Terry Rozier was breaking out as one of the better three-point shooters in the league before the NBA put the season on hold, hitting 40.7 percent of his 6.7 attempts per game. This was a surprising and welcomed development for the Charlotte Hornets. In his four prior seasons with the Boston Celtics Rozier had never been a great shooter from long distance. He shot just 30.5 percent in his first two NBA seasons. He then made a leap in 2017-18 when he hit 38.1 percent from deep, but he then regressed to 35.3 percent last year.
As it currently stands this year, Rozier is one of 68 players to attempt at least 300 three-point shots. His 40.7 percent mark ranks tied for 10th among this high-volume group, which is solid.
Minimum 300 three-point attempts
But not all three-point shooting is created equal. Rozier is a primary ball handler who’s expected to create shots for his teammates. Several of the high-volume shooters with better percentages than Terry are largely one-trick ponies whose offensive games primarily revolve around jacking up threes. One way to measure this is by looking at usage rate. In general, the higher the usage rate, the more a player is involved in the overall offense. As usage increases efficiency normally declines.
So, let’s compare Rozier’s shooting to his higher usage peers. By increasing usage rate to 23 percent the one-trick ponies like Duncan Robinson, Davis Bertans, and Joe Harris get excluded from the list, and this is fair given their respective roles in their offenses.
Minimum 300 three-point attempts and 23.0 usage rate percentage
There are 38 players who have attempted at least 300 three-pointers with a usage rate of at least 23 percent. Most of them are guards or small forwards who play large roles in their teams’ offenses. This is the most fair group to compare Rozier against, and when doing so he has the fourth highest three-point shooting percentage.
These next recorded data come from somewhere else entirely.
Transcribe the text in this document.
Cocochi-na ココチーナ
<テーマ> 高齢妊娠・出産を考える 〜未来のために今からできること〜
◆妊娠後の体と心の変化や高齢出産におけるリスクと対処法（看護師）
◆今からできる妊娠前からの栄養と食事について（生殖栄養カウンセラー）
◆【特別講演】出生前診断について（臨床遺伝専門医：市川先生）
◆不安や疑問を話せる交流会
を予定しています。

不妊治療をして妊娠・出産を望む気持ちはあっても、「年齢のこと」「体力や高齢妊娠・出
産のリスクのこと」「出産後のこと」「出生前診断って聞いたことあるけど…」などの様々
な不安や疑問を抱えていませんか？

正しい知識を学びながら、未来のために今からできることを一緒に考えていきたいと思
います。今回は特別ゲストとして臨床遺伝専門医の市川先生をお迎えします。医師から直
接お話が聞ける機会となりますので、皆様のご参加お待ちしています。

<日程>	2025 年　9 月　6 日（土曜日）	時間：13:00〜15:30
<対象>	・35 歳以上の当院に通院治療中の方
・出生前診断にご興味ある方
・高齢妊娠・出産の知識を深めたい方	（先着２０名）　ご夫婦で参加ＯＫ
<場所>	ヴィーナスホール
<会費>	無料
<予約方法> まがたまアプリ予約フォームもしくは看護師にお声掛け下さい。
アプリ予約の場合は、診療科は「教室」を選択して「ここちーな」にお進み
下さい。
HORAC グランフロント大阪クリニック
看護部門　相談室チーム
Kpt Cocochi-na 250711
This is a fantastic development for the Hornets given their three-year, $56.7 million commitment to him.
The question going forward will be if Rozier can consistently hit in excess of 40 percent from deep or if this season is a one-year outlier. There are reasons to be optimistic that his hot shooting becomes the new normal. He will only get more comfortable with coach James Borrego’s offense and the young core around him should continue to improve, thus resulting with more open looks for Rozier.
But we can worry about the future in the future. At present, Terry Rozier has become one of the best high volume, high usage three-point shooters in the league.